Zostera capensis along the African coast have not been observed to reproduce sexually, and high clonality combined with low genomic diversity increases their vulnerability to direct human pressures and a changing climate. Genomic similarity between sites however may confer a level of resilience as meadows particularly in the context of restoration (Hughes & Stachowicz, 2004; McKay et al., 2005; Reynolds, McGlathery & Waycott, 2012; Baums, 2008). Even though there is no significant structure based on neutral loci, the clustering of sites into west and east based on outlier loci may indicate different levels of selection on the same suite of genes, which is not implausible given the environmental and ecological gradients that characterise our study area. Shared outlier loci among independent lineages, coupled with differences in the frequencies of those outlier loci among populations correlated with environmental variability is consistent with the potential for local adaptation. Although we could not directly test for local adaptation, and recognise the need for reciprocal transplant experiments (Kawecki & Ebert, 2004), the frequency differences among outlier loci may indicate some functional variation, which could in turn influence how different populations respond to changing environmental conditions. Additionally, the two clusters appear in part to be shaped by historical environmental variation, with each cluster linked to climatically stable refugia on the south-western and east coasts. As such, it is important to protect and maintain distinct populations across the distributional range of keystone species in order to safeguard this seagrass and its vital ecosystem services into the future (Hughes & Stachowicz, 2004). In particular, while Langebaan Lagoon may serve as an ideal focal point for conservation on the west coast, areas on the east coast of South Africa, Mozambique and Kenya should also be targeted for conservation in order to increase resilience and reduce the risk of widespread loss.

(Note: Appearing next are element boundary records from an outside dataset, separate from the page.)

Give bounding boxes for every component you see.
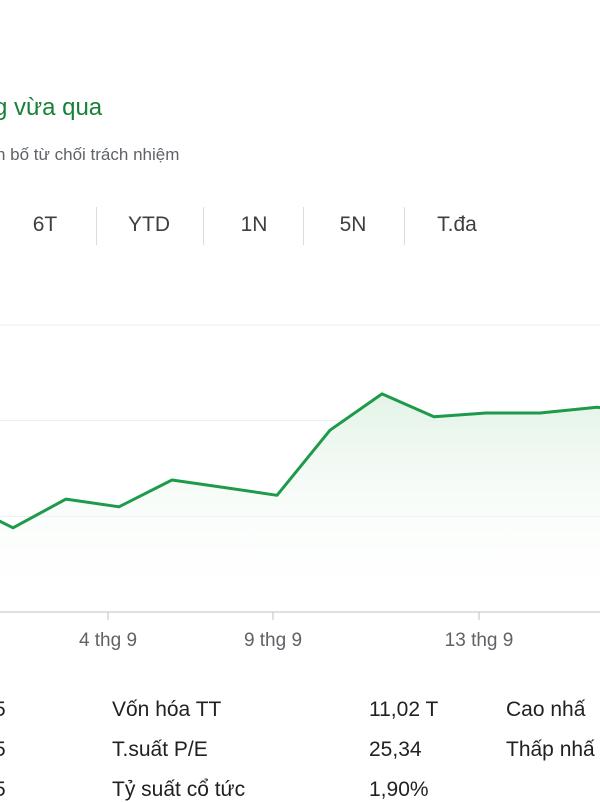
stat-value: 25,34 <box>369 738 422 761</box>
series-line <box>0 392 600 530</box>
series-area <box>0 393 600 612</box>
stat-label: T.suất P/E <box>112 738 208 761</box>
x-tick-label: 13 thg 9 <box>445 630 514 651</box>
price-chart[interactable]: 4 thg 9 9 thg 9 13 thg 9 <box>0 300 600 660</box>
tab-divider <box>303 207 304 245</box>
section-title: g vừa qua <box>0 94 103 121</box>
tab-1n[interactable]: 1N <box>240 213 268 236</box>
stat-label: Cao nhấ <box>506 698 586 721</box>
stat-value: 1,90% <box>369 778 429 801</box>
x-tick-label: 9 thg 9 <box>244 630 302 651</box>
tab-6t[interactable]: 6T <box>32 213 58 236</box>
stat-left-value: 5 <box>0 698 6 722</box>
stats-grid: 5 Vốn hóa TT 11,02 T Cao nhấ 5 T.suất P/… <box>0 690 600 802</box>
stat-label: Thấp nhấ <box>506 738 595 761</box>
tab-ytd[interactable]: YTD <box>128 213 170 236</box>
stat-value: 11,02 T <box>369 698 439 721</box>
tab-divider <box>203 207 204 245</box>
stat-label: Vốn hóa TT <box>112 698 222 721</box>
stat-label: Tỷ suất cổ tức <box>112 778 246 801</box>
x-tick-label: 4 thg 9 <box>79 630 137 651</box>
tab-max[interactable]: T.đa <box>437 213 477 236</box>
disclaimer-link[interactable]: n bố từ chối trách nhiệm <box>0 145 180 164</box>
stat-left-value: 5 <box>0 738 6 762</box>
stat-left-value: 5 <box>0 778 6 802</box>
range-tabs: 6T YTD 1N 5N T.đa <box>0 205 600 245</box>
tab-divider <box>96 207 97 245</box>
tab-5n[interactable]: 5N <box>339 213 367 236</box>
tab-divider <box>404 207 405 245</box>
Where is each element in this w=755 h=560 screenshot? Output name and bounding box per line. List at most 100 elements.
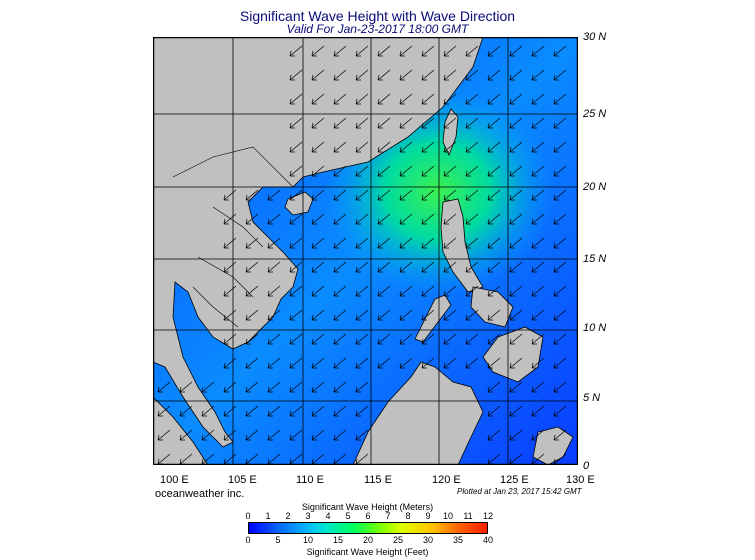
wave-arrow <box>487 93 501 105</box>
wave-arrow <box>245 285 259 297</box>
colorbar-feet-tick: 10 <box>302 535 313 545</box>
wave-arrow <box>421 285 435 297</box>
wave-arrow <box>377 189 391 201</box>
wave-arrow <box>487 261 501 273</box>
wave-arrow <box>157 381 171 393</box>
wave-arrow <box>377 69 391 81</box>
lon-label: 110 E <box>296 474 324 486</box>
wave-arrow <box>355 189 369 201</box>
wave-arrow <box>487 309 501 321</box>
wave-arrow <box>377 357 391 369</box>
wave-arrow <box>509 285 523 297</box>
wave-arrow <box>355 237 369 249</box>
wave-arrow <box>377 309 391 321</box>
wave-arrow <box>311 285 325 297</box>
wave-arrow <box>465 285 479 297</box>
wave-arrow <box>289 45 303 57</box>
wave-arrow <box>355 429 369 441</box>
wave-arrow <box>509 213 523 225</box>
wave-arrow <box>355 165 369 177</box>
wave-arrow <box>355 45 369 57</box>
wave-arrow <box>443 117 457 129</box>
wave-arrow <box>399 213 413 225</box>
wave-arrow <box>509 237 523 249</box>
wave-arrow <box>377 165 391 177</box>
wave-arrow <box>223 261 237 273</box>
wave-arrow <box>289 405 303 417</box>
colorbar-feet-title: Significant Wave Height (Feet) <box>306 547 429 557</box>
wave-arrow <box>465 237 479 249</box>
lat-label: 10 N <box>583 322 607 334</box>
wave-arrow <box>333 69 347 81</box>
wave-arrow <box>267 309 281 321</box>
land-luzon <box>440 198 484 293</box>
wave-arrow <box>377 93 391 105</box>
wave-arrow <box>157 429 171 441</box>
wave-arrow <box>289 309 303 321</box>
wave-arrow <box>531 405 545 417</box>
wave-arrow <box>289 165 303 177</box>
wave-arrow <box>245 309 259 321</box>
wave-arrow <box>289 141 303 153</box>
wave-arrow <box>531 333 545 345</box>
wave-arrow <box>333 357 347 369</box>
wave-arrow <box>487 69 501 81</box>
wave-arrow <box>399 69 413 81</box>
lat-lon-grid <box>153 37 578 465</box>
plotted-timestamp: Plotted at Jan 23, 2017 15:42 GMT <box>457 487 582 496</box>
wave-arrow <box>443 357 457 369</box>
wave-arrow <box>267 213 281 225</box>
wave-arrow <box>223 213 237 225</box>
wave-arrow <box>509 69 523 81</box>
wave-arrow <box>355 93 369 105</box>
wave-arrow <box>355 69 369 81</box>
land-taiwan <box>442 108 459 157</box>
wave-arrow <box>399 165 413 177</box>
wave-arrow <box>553 213 567 225</box>
wave-arrow <box>487 285 501 297</box>
lon-label: 105 E <box>228 474 257 486</box>
land-mainland <box>153 37 484 448</box>
wave-arrow <box>333 165 347 177</box>
wave-arrow <box>531 357 545 369</box>
wave-arrow <box>553 93 567 105</box>
wave-arrow <box>443 333 457 345</box>
wave-arrow <box>465 69 479 81</box>
wave-arrow <box>267 405 281 417</box>
wave-arrow <box>553 189 567 201</box>
wave-arrow <box>179 405 193 417</box>
wave-arrow <box>289 69 303 81</box>
wave-arrow <box>289 117 303 129</box>
wave-arrow <box>245 381 259 393</box>
wave-arrow <box>553 357 567 369</box>
wave-arrow <box>509 93 523 105</box>
wave-arrow <box>465 165 479 177</box>
wave-arrow <box>223 405 237 417</box>
wave-arrow <box>443 237 457 249</box>
wave-arrow <box>553 285 567 297</box>
wave-arrow <box>443 309 457 321</box>
wave-arrow <box>289 237 303 249</box>
lat-label: 25 N <box>583 108 607 120</box>
wave-arrow <box>465 45 479 57</box>
wave-arrow <box>267 261 281 273</box>
colorbar-meters-tick: 11 <box>463 511 473 521</box>
wave-arrow <box>421 117 435 129</box>
wave-arrow <box>223 429 237 441</box>
wave-arrow <box>531 429 545 441</box>
wave-arrow <box>355 141 369 153</box>
wave-arrow <box>333 189 347 201</box>
wave-arrow <box>201 381 215 393</box>
wave-arrow <box>465 357 479 369</box>
wave-arrow <box>399 93 413 105</box>
wave-arrow <box>421 237 435 249</box>
wave-arrow <box>509 261 523 273</box>
wave-arrow <box>487 141 501 153</box>
colorbar-feet-tick: 30 <box>422 535 433 545</box>
wave-arrow <box>245 405 259 417</box>
wave-arrow <box>333 333 347 345</box>
wave-arrow <box>443 261 457 273</box>
wave-arrow <box>531 381 545 393</box>
colorbar-meters-title: Significant Wave Height (Meters) <box>301 502 434 512</box>
lon-label: 115 E <box>364 474 392 486</box>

Supplementary methods, figures and tables
Supplementary methods contain full outlier identification methods; Figure S1 Clustering analysis of the twelve sites estimated in BAPS for only neutral loci, with all twelve sites falling into one cluster; Figure S2 Ensemble model projections of probability of habitat suitability for the present-day (top) and the LGM (bottom), with surveyed estuaries represented by blue circles. Probability of suitable habitat is represented by the red to grey colour gradient; Table S1 Pairwise F ST values estimated among the 12 sampling sites (refer to Table 1 for full names of abbreviations) for the neutral dataset; Table S2 Pairwise F ST values estimated among the 12 sampling sites (refer to Table 1 for full names of abbreviations) for the complete dataset; Table S3 Candidate outliers in each site identified by PCAdapt, BayeScan, Lositan, BayeScEnv, or combinations thereof. GO terms and blast hit sequences are given where matches could be made (refer to Table 1 for full names of abbreviations).